Abdelrazak Younes wrote:
rgheck wrote:
Andre Poenitz wrote:
On Mon, Feb 25, 2008 at 04:50:42PM -0500, rgheck wrote:
I personally don't like this TextClassPtr class. 'TextClass *' is
meaningful enough. I would suggest to get rid of the TextClassPtr
header altogether now.
That may be the thing to do. But let me explain my thinking further.
This might be possible, but there are cases (such as in
InsetCollapsable) where we have (and did have, before my stuff)
default arguments like: TextClassPtr tc = 0.
But I understand now that a TextClass is mandatory now, isn't it? So
using a reference instead of a pointer is better. Pointers are good if
the referenced instance is not mandatory. For example
GuiView::current_work_area_ is a pointer but BufferView::buffer_ is a
reference.
This is actually independent of the question whether to have a
TextClassPtr thingy. If we have it, maybe it should wrap
std::list<TextClass> instead of std::list<TextClass *>.

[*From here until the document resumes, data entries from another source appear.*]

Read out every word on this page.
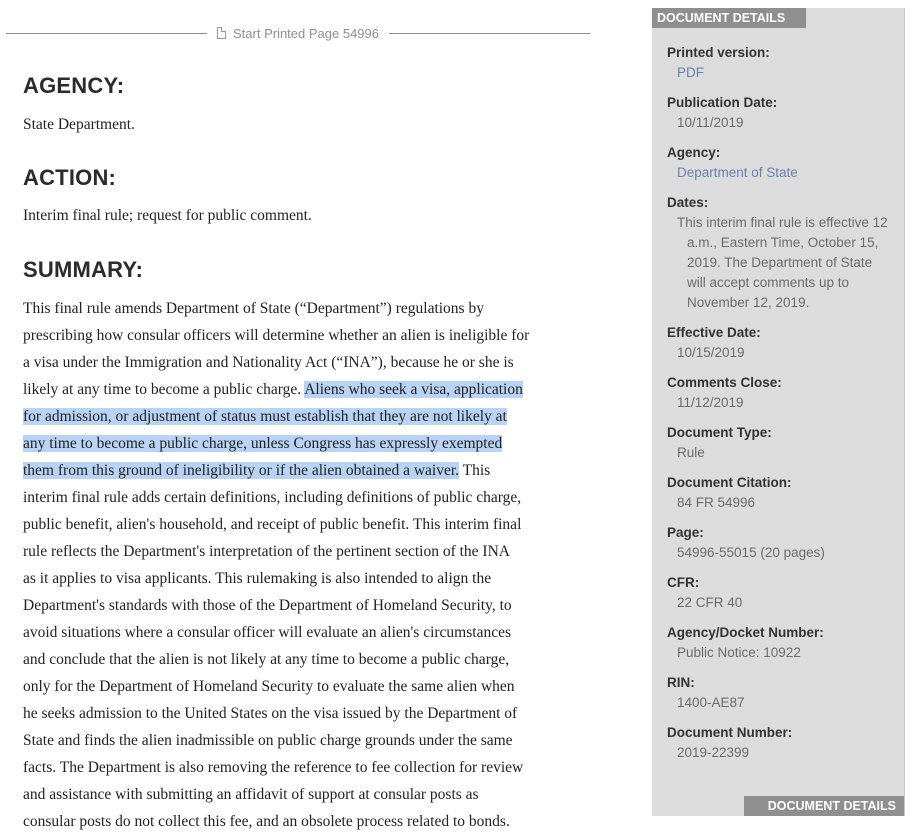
Start Printed Page 54996
AGENCY:

State Department.

ACTION:

Interim final rule; request for public comment.

SUMMARY:
This final rule amends Department of State (“Department”) regulations by
prescribing how consular officers will determine whether an alien is ineligible for
a visa under the Immigration and Nationality Act (“INA”), because he or she is
likely at any time to become a public charge. Aliens who seek a visa, application
for admission, or adjustment of status must establish that they are not likely at
any time to become a public charge, unless Congress has expressly exempted
them from this ground of ineligibility or if the alien obtained a waiver. This
interim final rule adds certain definitions, including definitions of public charge,
public benefit, alien's household, and receipt of public benefit. This interim final
rule reflects the Department's interpretation of the pertinent section of the INA
as it applies to visa applicants. This rulemaking is also intended to align the
Department's standards with those of the Department of Homeland Security, to
avoid situations where a consular officer will evaluate an alien's circumstances
and conclude that the alien is not likely at any time to become a public charge,
only for the Department of Homeland Security to evaluate the same alien when
he seeks admission to the United States on the visa issued by the Department of
State and finds the alien inadmissible on public charge grounds under the same
facts. The Department is also removing the reference to fee collection for review
and assistance with submitting an affidavit of support at consular posts as
consular posts do not collect this fee, and an obsolete process related to bonds.
DOCUMENT DETAILS
Printed version:
PDF
Publication Date:
10/11/2019
Agency:
Department of State
Dates:
This interim final rule is effective 12
a.m., Eastern Time, October 15,
2019. The Department of State
will accept comments up to
November 12, 2019.
Effective Date:
10/15/2019
Comments Close:
11/12/2019
Document Type:
Rule
Document Citation:
84 FR 54996
Page:
54996-55015 (20 pages)
CFR:
22 CFR 40
Agency/Docket Number:
Public Notice: 10922
RIN:
1400-AE87
Document Number:
2019-22399
DOCUMENT DETAILS
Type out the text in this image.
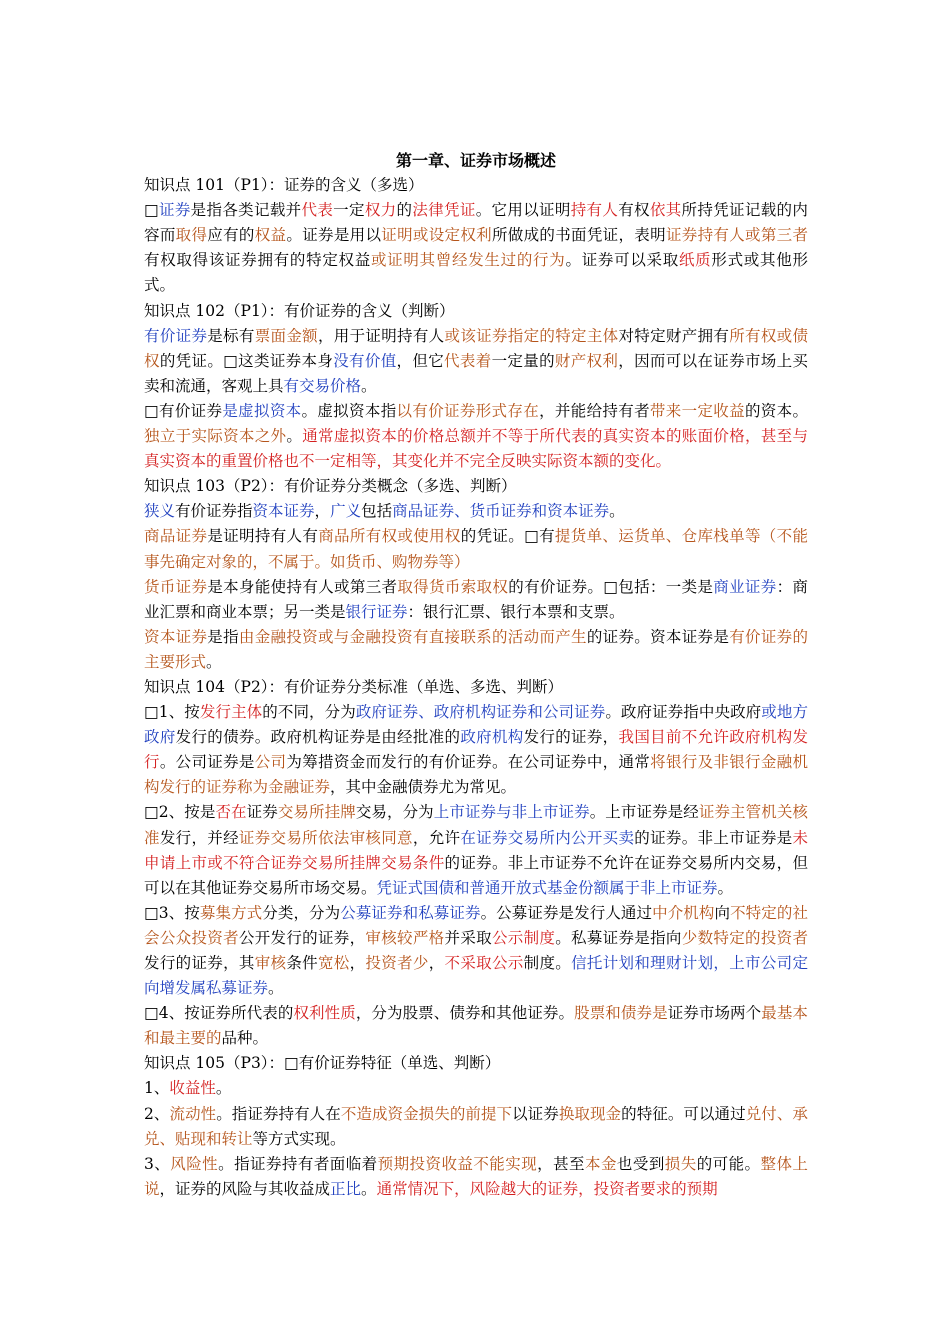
第一章、证券市场概述

知识点 101（P1）：证券的含义（多选）

□证券是指各类记载并代表一定权力的法律凭证。它用以证明持有人有权依其所持凭证记载的内容而取得应有的权益。证券是用以证明或设定权利所做成的书面凭证，表明证券持有人或第三者有权取得该证券拥有的特定权益或证明其曾经发生过的行为。证券可以采取纸质形式或其他形式。

知识点 102（P1）：有价证券的含义（判断）

有价证券是标有票面金额，用于证明持有人或该证券指定的特定主体对特定财产拥有所有权或债权的凭证。□这类证券本身没有价值，但它代表着一定量的财产权利，因而可以在证券市场上买卖和流通，客观上具有交易价格。

□有价证券是虚拟资本。虚拟资本指以有价证券形式存在，并能给持有者带来一定收益的资本。独立于实际资本之外。通常虚拟资本的价格总额并不等于所代表的真实资本的账面价格，甚至与真实资本的重置价格也不一定相等，其变化并不完全反映实际资本额的变化。

知识点 103（P2）：有价证券分类概念（多选、判断）

狭义有价证券指资本证券，广义包括商品证券、货币证券和资本证券。

商品证券是证明持有人有商品所有权或使用权的凭证。□有提货单、运货单、仓库栈单等（不能事先确定对象的，不属于。如货币、购物券等）

货币证券是本身能使持有人或第三者取得货币索取权的有价证券。□包括：一类是商业证券：商业汇票和商业本票；另一类是银行证券：银行汇票、银行本票和支票。

资本证券是指由金融投资或与金融投资有直接联系的活动而产生的证券。资本证券是有价证券的主要形式。

知识点 104（P2）：有价证券分类标准（单选、多选、判断）

□1、按发行主体的不同，分为政府证券、政府机构证券和公司证券。政府证券指中央政府或地方政府发行的债券。政府机构证券是由经批准的政府机构发行的证券，我国目前不允许政府机构发行。公司证券是公司为筹措资金而发行的有价证券。在公司证券中，通常将银行及非银行金融机构发行的证券称为金融证券，其中金融债券尤为常见。

□2、按是否在证券交易所挂牌交易，分为上市证券与非上市证券。上市证券是经证券主管机关核准发行，并经证券交易所依法审核同意，允许在证券交易所内公开买卖的证券。非上市证券是未申请上市或不符合证券交易所挂牌交易条件的证券。非上市证券不允许在证券交易所内交易，但可以在其他证券交易所市场交易。凭证式国债和普通开放式基金份额属于非上市证券。

□3、按募集方式分类，分为公募证券和私募证券。公募证券是发行人通过中介机构向不特定的社会公众投资者公开发行的证券，审核较严格并采取公示制度。私募证券是指向少数特定的投资者发行的证券，其审核条件宽松，投资者少，不采取公示制度。信托计划和理财计划，上市公司定向增发属私募证券。

□4、按证券所代表的权利性质，分为股票、债券和其他证券。股票和债券是证券市场两个最基本和最主要的品种。

知识点 105（P3）：□有价证券特征（单选、判断）

1、收益性。

2、流动性。指证券持有人在不造成资金损失的前提下以证券换取现金的特征。可以通过兑付、承兑、贴现和转让等方式实现。

3、风险性。指证券持有者面临着预期投资收益不能实现，甚至本金也受到损失的可能。整体上说，证券的风险与其收益成正比。通常情况下，风险越大的证券，投资者要求的预期
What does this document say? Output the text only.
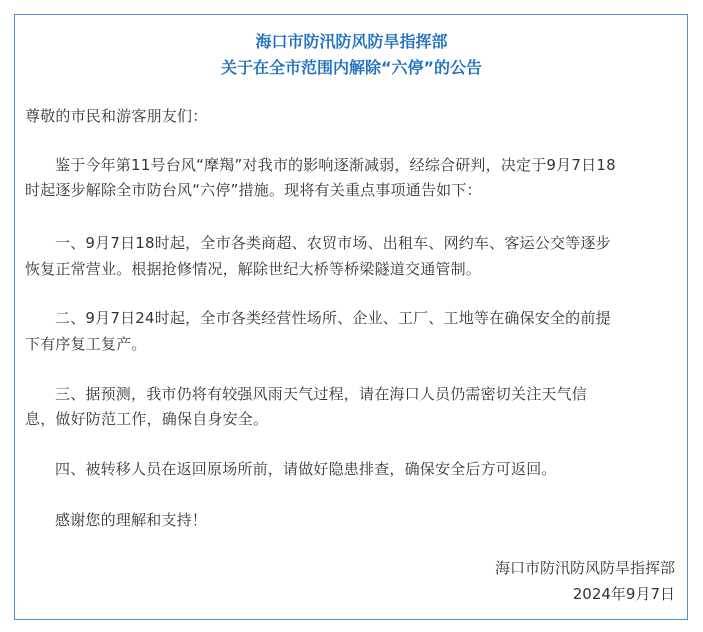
海口市防汛防风防旱指挥部
关于在全市范围内解除“六停”的公告
尊敬的市民和游客朋友们：
鉴于今年第11号台风“摩羯”对我市的影响逐渐减弱，经综合研判，决定于9月7日18
时起逐步解除全市防台风“六停”措施。现将有关重点事项通告如下：
一、9月7日18时起，全市各类商超、农贸市场、出租车、网约车、客运公交等逐步
恢复正常营业。根据抢修情况，解除世纪大桥等桥梁隧道交通管制。
二、9月7日24时起，全市各类经营性场所、企业、工厂、工地等在确保安全的前提
下有序复工复产。
三、据预测，我市仍将有较强风雨天气过程，请在海口人员仍需密切关注天气信
息，做好防范工作，确保自身安全。
四、被转移人员在返回原场所前，请做好隐患排查，确保安全后方可返回。
感谢您的理解和支持！
海口市防汛防风防旱指挥部
2024年9月7日
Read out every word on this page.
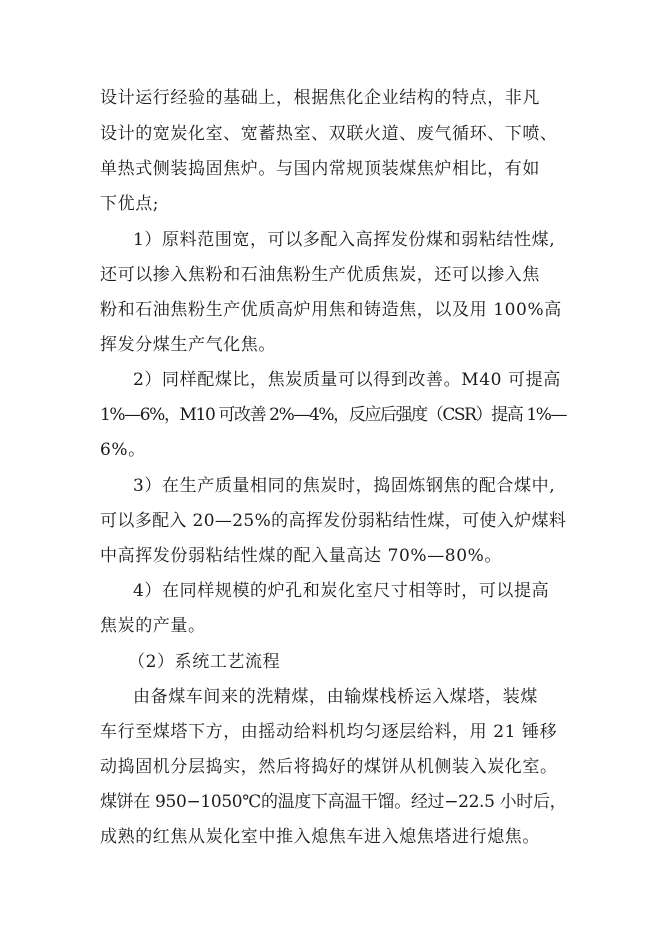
设计运行经验的基础上，根据焦化企业结构的特点，非凡

设计的宽炭化室、宽蓄热室、双联火道、废气循环、下喷、

单热式侧装捣固焦炉。与国内常规顶装煤焦炉相比，有如

下优点;

1）原料范围宽，可以多配入高挥发份煤和弱粘结性煤,

还可以掺入焦粉和石油焦粉生产优质焦炭，还可以掺入焦

粉和石油焦粉生产优质高炉用焦和铸造焦，以及用 100%高

挥发分煤生产气化焦。

2）同样配煤比，焦炭质量可以得到改善。M40 可提高

1%—6%，M10 可改善 2%—4%，反应后强度（CSR）提高 1%—

6%。

3）在生产质量相同的焦炭时，捣固炼钢焦的配合煤中,

可以多配入 20—25%的高挥发份弱粘结性煤，可使入炉煤料

中高挥发份弱粘结性煤的配入量高达 70%—80%。

4）在同样规模的炉孔和炭化室尺寸相等时，可以提高

焦炭的产量。

（2）系统工艺流程

由备煤车间来的洗精煤，由输煤栈桥运入煤塔，装煤

车行至煤塔下方，由摇动给料机均匀逐层给料，用 21 锤移

动捣固机分层捣实，然后将捣好的煤饼从机侧装入炭化室。

煤饼在 950−1050℃的温度下高温干馏。经过−22.5 小时后，

成熟的红焦从炭化室中推入熄焦车进入熄焦塔进行熄焦。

And there are classes, like BufferParam, but others too, that have
TextClassPtr's as members, where it's more sensible to have a null
pointer as initial object.
Why? If a TextClass is mandatory, give it the default one at
construction IMHO. So a reference would work as well.
This could be done, but it's not so much a TextClass that is mandatory
but a particular kind of TextClass, one that (a) can be guaranteed never
to be destroyed (or, at least, never to be destroyed while anything
still has a reference to it) and (b) represents the layout for a buffer,
as opposed (say) to representing the information from a layout file. The
first is why I was previously using boost:shared_ptr and the latter is
why InsetCollapsable's constructur looks like this:
InsetCollapsable(
BufferParams const &,
CollapseStatus status = Inset::Open,
TextClassPtr tc = TextClassPtr()
);
If we just had TextClass & there, say, then it would be possible to do
this, too:
InsetCollapsable(buf, Inset::Open, baseclasslist[baseClass_]);
which we do NOT want to do. We don't want TextClasses from that list
doing that work.
Maybe a better solution then would be a fairly simple subclass of
TextClass that could appear in this sort of place. The trick of making
the constructor private so that only TextClassBundle can make these
things could still be used then. Does that seem more straightforward?